When Amelia Murray released her first EP, she hand-stitched 50 cardboard covers together, slipped the CDs inside, slapped a photo on the front and popped them in the post to fans.
Then things went a little ballistic.
"I did 50 with my friends the first night. They sold out. Then the next 50 sold out," she says, laughing at the memory.
"I thought I'd only have to make 50 and that would be it ... I couldn't handle the growth."
It was an all-consuming experience for Murray, who performs dreamy guitar pop under the name Fazerdaze.
She never believed her music would leave her bedroom and "get beyond my friend group".
But demand for her music grew to the point where she was forced to find a proper CD manufacturer, form a band and tour behind that 2014 EP, as she got bombarded by requests from a growing fan base.
Along the way, the shy singer-songwriter collected rave reviews - including one from NME.
That's a big deal for someone who spends most of her time on her own in her bedroom, perfecting her music in the most intimate way.
"I just have one mic, a sound card and a laptop, and that's pretty much how I do (everything). I play everything myself ... I'm not very good in the mornings, but I'm really good in the afternoons and at nights."
That's how her debut Fazerdaze EP came together, and it's how she completed work on the full-length follow-up Morningside, to be released tomorrow.
Full of shoegazey grunge-pop, songs such as recent singles Lucky Girl and Little Uneasy sound like Bic Runga fronting The Pixies.
There's also plenty of meaning behind that album title, which doubles as the suburb Murray calls home.
"The album was recorded over so many different places, so many different flats," she says.
"It felt really right to call it Morningside because before that I was struggling to feel at home anywhere ... When I moved to Morningside, I finally had this grounding."
Morningside's songs have a bedroom feel.

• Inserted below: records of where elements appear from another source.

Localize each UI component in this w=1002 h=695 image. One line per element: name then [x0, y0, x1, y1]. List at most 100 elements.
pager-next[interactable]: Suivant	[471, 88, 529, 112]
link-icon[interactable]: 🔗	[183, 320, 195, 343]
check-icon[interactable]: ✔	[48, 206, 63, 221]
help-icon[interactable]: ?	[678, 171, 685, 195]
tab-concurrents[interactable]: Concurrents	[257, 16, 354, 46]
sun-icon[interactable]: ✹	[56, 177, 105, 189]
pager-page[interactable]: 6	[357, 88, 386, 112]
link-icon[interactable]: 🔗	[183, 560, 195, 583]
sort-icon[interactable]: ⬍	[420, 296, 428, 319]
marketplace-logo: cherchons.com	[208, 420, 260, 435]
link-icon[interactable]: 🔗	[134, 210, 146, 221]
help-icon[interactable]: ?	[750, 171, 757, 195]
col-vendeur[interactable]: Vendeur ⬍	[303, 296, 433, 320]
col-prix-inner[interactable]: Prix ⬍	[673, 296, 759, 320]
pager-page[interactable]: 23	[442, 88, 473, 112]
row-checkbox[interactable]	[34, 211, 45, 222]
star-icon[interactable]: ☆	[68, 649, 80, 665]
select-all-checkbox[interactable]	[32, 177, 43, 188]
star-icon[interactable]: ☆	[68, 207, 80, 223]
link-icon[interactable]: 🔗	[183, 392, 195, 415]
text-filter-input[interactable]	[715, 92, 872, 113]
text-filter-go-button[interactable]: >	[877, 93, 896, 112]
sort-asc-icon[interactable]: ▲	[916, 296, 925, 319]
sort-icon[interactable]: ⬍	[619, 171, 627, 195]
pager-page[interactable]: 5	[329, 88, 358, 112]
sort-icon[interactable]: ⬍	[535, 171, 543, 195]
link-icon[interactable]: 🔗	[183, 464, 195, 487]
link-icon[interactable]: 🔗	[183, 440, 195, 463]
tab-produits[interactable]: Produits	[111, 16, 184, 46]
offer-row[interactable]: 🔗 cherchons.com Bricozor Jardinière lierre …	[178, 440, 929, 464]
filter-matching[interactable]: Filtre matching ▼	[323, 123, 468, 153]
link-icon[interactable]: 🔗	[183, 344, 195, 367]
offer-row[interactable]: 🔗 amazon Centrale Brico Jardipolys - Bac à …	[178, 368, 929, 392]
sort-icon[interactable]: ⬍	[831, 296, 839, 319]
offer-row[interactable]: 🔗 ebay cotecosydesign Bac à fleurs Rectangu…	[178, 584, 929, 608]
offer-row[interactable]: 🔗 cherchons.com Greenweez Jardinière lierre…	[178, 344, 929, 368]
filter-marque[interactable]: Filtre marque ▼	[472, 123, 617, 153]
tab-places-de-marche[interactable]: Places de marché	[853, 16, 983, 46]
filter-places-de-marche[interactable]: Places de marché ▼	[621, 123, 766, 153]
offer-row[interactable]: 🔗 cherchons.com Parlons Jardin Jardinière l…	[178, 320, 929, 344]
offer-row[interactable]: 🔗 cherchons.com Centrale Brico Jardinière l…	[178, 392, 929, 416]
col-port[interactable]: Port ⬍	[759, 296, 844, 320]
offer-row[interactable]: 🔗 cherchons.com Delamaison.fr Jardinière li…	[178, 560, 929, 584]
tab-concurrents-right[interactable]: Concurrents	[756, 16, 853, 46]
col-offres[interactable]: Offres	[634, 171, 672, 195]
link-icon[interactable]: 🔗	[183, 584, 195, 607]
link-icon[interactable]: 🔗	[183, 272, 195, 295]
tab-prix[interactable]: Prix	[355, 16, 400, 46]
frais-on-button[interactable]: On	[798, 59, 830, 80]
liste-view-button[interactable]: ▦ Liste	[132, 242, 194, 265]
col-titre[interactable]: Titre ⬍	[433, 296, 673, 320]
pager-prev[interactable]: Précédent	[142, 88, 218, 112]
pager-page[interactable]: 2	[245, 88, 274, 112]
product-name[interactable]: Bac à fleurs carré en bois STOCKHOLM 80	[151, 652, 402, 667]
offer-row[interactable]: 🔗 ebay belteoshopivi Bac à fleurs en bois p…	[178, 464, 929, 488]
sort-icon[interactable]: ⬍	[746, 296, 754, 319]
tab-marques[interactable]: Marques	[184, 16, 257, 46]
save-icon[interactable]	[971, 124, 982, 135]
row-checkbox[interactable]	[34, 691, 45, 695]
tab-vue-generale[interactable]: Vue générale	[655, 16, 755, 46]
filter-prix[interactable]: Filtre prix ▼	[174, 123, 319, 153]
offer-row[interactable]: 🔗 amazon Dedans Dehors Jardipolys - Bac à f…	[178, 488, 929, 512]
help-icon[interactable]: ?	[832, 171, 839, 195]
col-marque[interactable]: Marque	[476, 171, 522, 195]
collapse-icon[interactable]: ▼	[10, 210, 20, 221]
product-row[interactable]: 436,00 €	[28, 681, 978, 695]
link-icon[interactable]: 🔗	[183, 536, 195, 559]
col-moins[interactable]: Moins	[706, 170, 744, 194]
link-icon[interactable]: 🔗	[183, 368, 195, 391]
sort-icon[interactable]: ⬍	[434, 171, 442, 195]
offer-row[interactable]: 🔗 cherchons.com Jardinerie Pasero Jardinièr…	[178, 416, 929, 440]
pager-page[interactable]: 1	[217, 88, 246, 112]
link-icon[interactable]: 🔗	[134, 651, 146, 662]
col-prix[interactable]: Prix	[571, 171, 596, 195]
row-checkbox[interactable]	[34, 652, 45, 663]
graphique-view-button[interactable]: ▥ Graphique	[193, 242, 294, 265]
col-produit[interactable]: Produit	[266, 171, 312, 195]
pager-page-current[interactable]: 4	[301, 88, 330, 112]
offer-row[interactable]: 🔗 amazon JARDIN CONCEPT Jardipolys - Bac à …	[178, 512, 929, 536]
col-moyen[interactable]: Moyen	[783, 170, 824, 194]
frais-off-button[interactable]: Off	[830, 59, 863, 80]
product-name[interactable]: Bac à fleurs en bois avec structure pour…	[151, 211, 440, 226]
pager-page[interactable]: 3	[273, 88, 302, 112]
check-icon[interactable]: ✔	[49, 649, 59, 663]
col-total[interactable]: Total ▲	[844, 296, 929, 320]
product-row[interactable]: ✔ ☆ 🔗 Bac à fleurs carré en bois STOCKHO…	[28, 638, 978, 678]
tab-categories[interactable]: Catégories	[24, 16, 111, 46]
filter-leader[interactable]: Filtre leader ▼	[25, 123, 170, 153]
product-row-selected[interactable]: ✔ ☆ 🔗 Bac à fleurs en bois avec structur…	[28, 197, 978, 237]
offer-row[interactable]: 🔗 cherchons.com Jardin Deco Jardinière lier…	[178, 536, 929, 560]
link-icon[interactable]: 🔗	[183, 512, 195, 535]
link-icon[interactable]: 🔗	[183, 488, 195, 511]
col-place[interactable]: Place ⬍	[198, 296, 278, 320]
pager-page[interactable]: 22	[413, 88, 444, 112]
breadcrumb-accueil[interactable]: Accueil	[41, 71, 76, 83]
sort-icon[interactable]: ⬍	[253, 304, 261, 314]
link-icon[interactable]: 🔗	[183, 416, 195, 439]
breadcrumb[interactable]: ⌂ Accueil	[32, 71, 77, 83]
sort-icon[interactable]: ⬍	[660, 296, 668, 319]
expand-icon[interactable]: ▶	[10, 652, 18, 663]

Lucky Girl comes with a ghostly fuzz, like it was recorded during a 2am frenzy, while Bedroom Talks includes an overlapping rush of lyrics, like they're bouncing off all four walls.
Murray says her music reaches "other people hanging out in their bedrooms".
"It's just me and the microphone and there's nothing between that. I like that I don't have to seek anyone's approval before I can create an entire song," she says about her recording methods.
"Being at home, I can trust myself. It works really well for me ... It's the only way I know how to do it."
She's tried making music the normal way - in a proper studio with a sound engineer and producer guiding her. It didn't work out.
"It was just a disaster. I couldn't get the results that I wanted. I didn't know how to explain what I was hearing in my head and articulate what I wanted."
The irony that Fazerdaze is becoming so popular that she no longer gets to spend much time in her Morningside bedroom - she recently departed with her band for a European tour - isn't lost on Murray.
But she's determined to keep that intimacy intact, no matter how big Fazerdaze gets.
"You know when you love something and you you'd do anything to keep doing it? That's how I feel about music," she says. "I just enjoy it so much ... I love it."